We have filed with the Securities and Exchange Commission (the SEC) a Prospectus dated February 28, 2011 and a Prospectus Supplement (the Prospectus Supplement) dated January 5, 2012, each of which forms a part of our Registration Statement on Form S-3 (Registration No. 333-172488) (the Registration Statement) in connection with the public offering of the Notes. We are filing the items listed below as exhibits to this Current Report on Form 8-K for the purpose of incorporating them as exhibits to the Registration Statement.

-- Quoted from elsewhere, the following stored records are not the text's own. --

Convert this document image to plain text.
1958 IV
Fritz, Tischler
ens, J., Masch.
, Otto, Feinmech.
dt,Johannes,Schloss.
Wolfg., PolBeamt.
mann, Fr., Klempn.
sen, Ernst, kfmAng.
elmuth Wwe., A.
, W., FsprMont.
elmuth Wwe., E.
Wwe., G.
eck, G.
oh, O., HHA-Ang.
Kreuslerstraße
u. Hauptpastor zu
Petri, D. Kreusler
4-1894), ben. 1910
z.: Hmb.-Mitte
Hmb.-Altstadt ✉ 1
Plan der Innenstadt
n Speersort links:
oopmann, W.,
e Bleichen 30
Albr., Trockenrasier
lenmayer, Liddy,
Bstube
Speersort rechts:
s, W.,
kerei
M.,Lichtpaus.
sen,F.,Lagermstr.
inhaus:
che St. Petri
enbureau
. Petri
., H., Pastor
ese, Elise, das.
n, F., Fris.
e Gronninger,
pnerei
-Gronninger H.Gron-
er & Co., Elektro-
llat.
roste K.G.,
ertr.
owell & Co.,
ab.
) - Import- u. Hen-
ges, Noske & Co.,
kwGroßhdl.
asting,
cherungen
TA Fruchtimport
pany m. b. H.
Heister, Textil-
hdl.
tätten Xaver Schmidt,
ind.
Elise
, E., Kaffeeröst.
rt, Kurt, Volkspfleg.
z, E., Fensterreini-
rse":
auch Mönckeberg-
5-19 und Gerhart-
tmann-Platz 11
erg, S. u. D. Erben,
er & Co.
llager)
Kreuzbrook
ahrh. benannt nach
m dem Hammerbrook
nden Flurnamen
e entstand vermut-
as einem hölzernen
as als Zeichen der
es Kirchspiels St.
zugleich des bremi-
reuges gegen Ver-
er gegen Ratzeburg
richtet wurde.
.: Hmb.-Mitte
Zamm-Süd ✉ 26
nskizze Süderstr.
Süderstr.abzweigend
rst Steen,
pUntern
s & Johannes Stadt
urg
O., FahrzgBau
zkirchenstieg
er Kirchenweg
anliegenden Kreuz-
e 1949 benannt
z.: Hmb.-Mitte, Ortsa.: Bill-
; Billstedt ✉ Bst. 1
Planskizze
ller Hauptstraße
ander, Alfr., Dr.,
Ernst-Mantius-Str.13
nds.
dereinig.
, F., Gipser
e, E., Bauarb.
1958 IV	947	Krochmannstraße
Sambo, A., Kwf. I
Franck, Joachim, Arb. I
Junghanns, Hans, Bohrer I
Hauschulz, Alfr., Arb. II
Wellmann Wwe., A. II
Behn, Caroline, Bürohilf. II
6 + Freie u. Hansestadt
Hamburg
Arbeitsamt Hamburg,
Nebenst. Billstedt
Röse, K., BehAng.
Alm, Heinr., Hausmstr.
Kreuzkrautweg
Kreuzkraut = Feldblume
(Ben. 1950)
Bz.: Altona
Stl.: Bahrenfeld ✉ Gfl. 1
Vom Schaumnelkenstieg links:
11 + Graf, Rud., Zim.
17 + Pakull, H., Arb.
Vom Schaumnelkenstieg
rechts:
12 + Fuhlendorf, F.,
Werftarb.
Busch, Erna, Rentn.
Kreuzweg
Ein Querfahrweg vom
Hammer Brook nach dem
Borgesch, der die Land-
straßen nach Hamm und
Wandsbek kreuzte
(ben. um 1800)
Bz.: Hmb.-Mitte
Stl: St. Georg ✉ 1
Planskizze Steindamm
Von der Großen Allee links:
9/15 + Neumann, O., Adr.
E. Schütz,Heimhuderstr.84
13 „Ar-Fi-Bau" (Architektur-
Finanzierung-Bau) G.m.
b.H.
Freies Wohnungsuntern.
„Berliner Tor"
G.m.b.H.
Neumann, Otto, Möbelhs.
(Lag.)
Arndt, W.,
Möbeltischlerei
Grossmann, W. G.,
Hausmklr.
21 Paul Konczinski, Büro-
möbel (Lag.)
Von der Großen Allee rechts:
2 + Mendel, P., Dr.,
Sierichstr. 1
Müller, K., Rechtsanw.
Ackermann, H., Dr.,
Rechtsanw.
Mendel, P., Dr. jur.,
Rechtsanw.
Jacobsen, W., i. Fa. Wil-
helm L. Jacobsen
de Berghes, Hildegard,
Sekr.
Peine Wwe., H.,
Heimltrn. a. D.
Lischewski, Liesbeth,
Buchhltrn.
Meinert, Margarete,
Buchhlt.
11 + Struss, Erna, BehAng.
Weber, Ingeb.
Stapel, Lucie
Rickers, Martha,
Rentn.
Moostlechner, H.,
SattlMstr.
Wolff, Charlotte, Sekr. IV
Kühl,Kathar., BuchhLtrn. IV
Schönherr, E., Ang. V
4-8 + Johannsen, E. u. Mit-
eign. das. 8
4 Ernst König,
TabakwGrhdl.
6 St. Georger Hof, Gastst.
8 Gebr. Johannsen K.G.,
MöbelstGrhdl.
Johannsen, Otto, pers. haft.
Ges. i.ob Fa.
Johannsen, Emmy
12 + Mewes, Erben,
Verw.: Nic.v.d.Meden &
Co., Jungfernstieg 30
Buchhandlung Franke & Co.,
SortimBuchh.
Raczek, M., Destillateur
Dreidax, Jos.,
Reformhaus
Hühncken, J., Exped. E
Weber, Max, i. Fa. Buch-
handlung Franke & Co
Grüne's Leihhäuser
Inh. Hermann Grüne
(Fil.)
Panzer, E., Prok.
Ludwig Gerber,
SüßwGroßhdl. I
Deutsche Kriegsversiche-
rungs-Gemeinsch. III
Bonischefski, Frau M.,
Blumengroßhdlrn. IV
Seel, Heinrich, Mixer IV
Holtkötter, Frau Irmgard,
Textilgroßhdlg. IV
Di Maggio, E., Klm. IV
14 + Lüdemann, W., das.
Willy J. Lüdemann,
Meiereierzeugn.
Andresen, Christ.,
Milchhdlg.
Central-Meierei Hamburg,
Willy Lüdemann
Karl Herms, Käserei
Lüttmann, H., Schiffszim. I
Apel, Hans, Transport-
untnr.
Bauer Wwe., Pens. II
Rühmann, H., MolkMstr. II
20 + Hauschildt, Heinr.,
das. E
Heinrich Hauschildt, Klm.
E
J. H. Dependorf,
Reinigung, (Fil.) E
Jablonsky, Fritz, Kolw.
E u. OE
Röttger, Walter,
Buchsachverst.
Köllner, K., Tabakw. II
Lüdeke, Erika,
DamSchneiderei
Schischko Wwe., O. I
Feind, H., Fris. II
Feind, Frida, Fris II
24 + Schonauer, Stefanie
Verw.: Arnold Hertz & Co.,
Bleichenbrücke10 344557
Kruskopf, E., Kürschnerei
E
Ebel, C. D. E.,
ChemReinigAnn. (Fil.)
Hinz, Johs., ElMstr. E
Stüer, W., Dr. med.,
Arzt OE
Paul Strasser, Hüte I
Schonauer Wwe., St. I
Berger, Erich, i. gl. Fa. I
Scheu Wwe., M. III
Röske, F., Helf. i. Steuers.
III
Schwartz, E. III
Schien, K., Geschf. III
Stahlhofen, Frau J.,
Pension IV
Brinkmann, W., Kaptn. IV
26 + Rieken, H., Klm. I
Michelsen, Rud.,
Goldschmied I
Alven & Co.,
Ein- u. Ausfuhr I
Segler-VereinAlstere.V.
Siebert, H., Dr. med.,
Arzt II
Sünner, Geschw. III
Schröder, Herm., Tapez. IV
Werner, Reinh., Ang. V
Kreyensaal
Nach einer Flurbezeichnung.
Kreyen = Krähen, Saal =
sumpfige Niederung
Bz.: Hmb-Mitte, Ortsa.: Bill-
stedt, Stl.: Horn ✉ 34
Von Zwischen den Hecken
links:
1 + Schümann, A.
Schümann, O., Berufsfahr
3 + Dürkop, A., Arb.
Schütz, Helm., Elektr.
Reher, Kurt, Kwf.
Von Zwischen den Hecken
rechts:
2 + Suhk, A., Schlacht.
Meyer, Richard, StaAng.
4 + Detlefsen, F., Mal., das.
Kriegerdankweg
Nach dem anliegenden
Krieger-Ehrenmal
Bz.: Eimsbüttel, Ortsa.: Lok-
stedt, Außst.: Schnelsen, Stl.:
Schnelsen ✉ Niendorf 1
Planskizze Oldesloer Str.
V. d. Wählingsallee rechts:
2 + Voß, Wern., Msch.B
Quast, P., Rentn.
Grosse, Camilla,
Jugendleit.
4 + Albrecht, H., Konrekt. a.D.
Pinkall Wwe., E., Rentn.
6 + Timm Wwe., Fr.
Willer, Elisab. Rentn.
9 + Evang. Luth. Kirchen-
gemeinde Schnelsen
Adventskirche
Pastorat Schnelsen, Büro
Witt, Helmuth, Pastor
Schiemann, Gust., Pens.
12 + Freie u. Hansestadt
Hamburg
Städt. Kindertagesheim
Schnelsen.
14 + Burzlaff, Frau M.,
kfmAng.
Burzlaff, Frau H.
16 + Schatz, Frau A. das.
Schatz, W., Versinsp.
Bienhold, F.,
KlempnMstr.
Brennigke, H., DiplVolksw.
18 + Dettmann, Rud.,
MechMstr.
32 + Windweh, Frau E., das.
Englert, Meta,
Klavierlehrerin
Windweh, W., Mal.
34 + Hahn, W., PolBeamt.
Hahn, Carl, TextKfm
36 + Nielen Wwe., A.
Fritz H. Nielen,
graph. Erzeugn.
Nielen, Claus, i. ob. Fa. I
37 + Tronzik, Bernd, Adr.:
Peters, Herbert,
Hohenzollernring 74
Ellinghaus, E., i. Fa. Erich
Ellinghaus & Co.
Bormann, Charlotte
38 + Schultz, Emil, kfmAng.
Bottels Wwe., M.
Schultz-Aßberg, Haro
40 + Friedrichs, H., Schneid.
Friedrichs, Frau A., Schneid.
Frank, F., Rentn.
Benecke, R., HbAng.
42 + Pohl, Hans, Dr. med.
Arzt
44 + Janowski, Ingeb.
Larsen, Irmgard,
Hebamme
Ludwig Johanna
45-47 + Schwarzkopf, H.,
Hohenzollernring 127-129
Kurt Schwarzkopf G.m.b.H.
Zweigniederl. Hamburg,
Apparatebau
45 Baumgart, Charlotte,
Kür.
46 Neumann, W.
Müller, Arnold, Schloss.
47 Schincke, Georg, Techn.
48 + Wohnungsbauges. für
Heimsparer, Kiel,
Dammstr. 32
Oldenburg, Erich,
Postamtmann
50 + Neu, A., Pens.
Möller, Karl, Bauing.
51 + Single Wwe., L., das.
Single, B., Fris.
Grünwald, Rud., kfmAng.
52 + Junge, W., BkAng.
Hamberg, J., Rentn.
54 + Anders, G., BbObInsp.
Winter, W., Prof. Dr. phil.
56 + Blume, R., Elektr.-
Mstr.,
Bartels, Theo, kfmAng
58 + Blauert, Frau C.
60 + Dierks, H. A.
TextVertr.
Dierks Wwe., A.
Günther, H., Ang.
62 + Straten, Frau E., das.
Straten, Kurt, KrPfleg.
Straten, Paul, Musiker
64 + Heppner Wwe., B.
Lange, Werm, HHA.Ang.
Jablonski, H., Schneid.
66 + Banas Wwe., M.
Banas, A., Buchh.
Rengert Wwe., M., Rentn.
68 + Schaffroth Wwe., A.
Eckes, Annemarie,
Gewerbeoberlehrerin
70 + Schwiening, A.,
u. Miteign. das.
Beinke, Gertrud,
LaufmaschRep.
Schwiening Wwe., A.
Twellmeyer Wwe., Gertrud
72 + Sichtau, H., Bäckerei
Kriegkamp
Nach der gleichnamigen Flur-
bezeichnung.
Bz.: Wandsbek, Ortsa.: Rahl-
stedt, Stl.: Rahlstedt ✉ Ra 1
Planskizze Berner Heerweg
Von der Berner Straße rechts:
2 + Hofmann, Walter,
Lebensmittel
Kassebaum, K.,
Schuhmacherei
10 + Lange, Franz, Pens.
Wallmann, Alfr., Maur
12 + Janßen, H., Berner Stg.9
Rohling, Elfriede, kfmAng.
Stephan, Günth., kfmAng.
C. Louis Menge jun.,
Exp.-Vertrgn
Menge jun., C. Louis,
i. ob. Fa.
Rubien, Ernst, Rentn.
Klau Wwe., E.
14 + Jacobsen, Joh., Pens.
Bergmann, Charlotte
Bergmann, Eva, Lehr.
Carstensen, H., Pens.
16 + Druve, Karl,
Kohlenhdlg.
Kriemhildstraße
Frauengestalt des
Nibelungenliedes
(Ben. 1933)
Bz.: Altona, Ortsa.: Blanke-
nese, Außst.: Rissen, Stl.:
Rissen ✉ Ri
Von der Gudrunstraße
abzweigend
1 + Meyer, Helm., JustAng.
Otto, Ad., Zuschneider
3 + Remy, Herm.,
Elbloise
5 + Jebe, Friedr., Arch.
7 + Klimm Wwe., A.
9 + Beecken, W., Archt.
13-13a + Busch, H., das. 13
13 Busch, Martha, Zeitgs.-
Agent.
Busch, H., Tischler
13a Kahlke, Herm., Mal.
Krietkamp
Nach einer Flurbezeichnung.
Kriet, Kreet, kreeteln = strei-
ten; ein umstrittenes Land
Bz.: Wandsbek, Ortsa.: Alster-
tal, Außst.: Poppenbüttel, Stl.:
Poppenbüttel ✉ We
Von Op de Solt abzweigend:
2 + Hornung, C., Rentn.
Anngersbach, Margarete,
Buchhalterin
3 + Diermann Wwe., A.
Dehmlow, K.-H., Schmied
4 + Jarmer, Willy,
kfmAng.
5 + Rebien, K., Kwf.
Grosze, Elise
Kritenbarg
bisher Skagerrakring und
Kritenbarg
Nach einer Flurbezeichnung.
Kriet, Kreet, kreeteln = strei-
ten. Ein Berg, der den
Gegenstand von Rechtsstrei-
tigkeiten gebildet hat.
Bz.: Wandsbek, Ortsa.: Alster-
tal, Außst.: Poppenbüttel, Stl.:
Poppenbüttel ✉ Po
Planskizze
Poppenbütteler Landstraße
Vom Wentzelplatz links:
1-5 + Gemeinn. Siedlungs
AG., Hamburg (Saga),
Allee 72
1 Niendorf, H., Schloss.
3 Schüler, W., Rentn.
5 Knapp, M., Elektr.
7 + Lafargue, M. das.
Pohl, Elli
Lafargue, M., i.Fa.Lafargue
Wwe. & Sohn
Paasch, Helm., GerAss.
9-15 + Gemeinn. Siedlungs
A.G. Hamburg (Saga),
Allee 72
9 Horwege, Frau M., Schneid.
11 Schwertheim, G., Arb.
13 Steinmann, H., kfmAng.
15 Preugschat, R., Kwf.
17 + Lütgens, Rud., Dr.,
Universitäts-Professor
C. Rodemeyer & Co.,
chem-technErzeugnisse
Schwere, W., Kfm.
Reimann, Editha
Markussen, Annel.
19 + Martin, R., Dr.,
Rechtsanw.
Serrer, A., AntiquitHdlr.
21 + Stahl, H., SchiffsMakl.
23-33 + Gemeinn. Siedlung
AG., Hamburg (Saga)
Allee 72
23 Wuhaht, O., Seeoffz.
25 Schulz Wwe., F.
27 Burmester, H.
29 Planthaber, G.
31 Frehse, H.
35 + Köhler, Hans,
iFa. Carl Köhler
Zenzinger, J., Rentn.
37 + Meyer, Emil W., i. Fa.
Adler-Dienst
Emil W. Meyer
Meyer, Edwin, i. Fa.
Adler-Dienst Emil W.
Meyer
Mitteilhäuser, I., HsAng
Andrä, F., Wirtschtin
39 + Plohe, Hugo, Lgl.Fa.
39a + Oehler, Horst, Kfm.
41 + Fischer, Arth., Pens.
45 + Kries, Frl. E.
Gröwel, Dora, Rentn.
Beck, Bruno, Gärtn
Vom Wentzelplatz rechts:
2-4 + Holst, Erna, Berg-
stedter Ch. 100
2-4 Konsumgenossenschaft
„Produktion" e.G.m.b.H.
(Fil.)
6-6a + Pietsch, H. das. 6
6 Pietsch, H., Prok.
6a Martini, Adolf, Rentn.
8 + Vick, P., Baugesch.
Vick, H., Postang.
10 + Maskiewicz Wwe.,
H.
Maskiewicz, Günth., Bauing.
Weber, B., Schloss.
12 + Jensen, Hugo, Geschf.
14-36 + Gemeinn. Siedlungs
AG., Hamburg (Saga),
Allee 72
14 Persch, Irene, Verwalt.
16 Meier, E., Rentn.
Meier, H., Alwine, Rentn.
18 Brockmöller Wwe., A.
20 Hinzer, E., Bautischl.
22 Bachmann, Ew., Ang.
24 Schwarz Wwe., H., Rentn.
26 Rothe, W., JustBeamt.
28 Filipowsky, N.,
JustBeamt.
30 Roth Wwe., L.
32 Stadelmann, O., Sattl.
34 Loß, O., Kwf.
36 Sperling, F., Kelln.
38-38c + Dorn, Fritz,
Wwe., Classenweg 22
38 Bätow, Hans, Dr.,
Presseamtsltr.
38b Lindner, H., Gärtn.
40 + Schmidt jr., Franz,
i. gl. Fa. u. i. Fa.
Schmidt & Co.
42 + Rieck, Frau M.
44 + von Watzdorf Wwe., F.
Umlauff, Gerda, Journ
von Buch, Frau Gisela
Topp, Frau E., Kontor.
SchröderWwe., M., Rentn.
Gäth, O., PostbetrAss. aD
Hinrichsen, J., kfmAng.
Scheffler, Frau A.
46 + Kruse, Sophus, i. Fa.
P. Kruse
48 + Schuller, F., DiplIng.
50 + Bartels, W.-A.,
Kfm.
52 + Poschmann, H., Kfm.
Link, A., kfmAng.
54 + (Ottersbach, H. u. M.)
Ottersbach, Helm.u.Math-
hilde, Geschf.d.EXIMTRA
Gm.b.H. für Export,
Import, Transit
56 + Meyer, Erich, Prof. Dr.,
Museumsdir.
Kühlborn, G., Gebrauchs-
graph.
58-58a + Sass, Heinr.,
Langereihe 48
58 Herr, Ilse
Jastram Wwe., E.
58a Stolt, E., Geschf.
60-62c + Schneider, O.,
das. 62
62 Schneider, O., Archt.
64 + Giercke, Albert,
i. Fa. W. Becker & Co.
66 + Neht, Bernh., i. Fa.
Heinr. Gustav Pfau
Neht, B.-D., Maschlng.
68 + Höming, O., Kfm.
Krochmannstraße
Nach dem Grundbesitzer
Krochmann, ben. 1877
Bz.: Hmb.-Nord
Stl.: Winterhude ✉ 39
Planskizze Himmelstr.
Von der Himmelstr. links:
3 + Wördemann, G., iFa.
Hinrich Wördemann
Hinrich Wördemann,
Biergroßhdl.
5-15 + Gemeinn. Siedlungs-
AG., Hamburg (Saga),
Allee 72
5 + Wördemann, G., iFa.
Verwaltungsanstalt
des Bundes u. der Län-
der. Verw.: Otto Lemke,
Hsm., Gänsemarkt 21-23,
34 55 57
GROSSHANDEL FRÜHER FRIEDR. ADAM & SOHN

The Notes are subject to certain customary covenants, including limitations on our ability, with significant exceptions, (i) to incur debt secured by liens above a certain threshold, (ii) to engage in certain sale and leaseback transactions above a certain threshold and (iii) to consolidate, merge, convey or transfer our assets substantially as an entirety. In addition, upon public announcement of the record date for the previously announced proposed spin-off of our North American grocery business to our shareholders, we will be required to issue a notice of redemption of all of the Notes at a redemption price equal to 100% of the aggregate principal amount of the Notes, plus accrued and unpaid interest to the date of repurchase, as set forth in more detail in the Prospectus Supplement. Upon the occurrence of both (i) a change of control of us and (ii) a downgrade of the Notes below an investment grade rating by each of Moodys Investors Service, Inc., Standard & Poors Ratings Services and Fitch, Inc. within a specified period, we will be required to make an offer to purchase the Notes at a price equal to 101% of the aggregate principal amount of such Notes, plus accrued and unpaid interest to the date of repurchase as set forth in more detail in the Prospectus Supplement. We may redeem all, but not part, of a series of the Notes upon the occurrence of specified tax events as described in more detail in the Prospectus Supplement. A specimen of the Notes is filed as Exhibit 4.2 to this report.
Interest on the Notes is payable quarterly on January 10, April 10, July 10 and October 10, commencing April 10, 2012, to holders of record at the close of business 15 calendar days before the interest payment date. The Notes will bear interest at a rate per annum of LIBOR (determined as set forth in the Prospectus Supplement) plus 87.5 basis points and will be reset quarterly on January 10, April 10, July 10 and October 10. Interest on the Notes will be computed on the basis of a 360-day year and the actual number of days in each interest payment period.
The Notes will mature on July 10, 2013.
The Notes will be senior unsecured obligations and will rank equally in right of payment with all of our existing and future senior unsecured indebtedness.
In connection with the issuance of the Notes, Gibson, Dunn & Crutcher LLP and Hunton & Williams LLP provided legal opinions which are filed with this report as Exhibits 5.1 and 5.2.
Item 9.01 Financial Statements and Exhibits.
(d) List of Exhibits
Pursuant to the requirements of the Securities Exchange Act of 1934, the registrant has duly caused this report to be signed on its behalf by the undersigned hereunto duly authorized.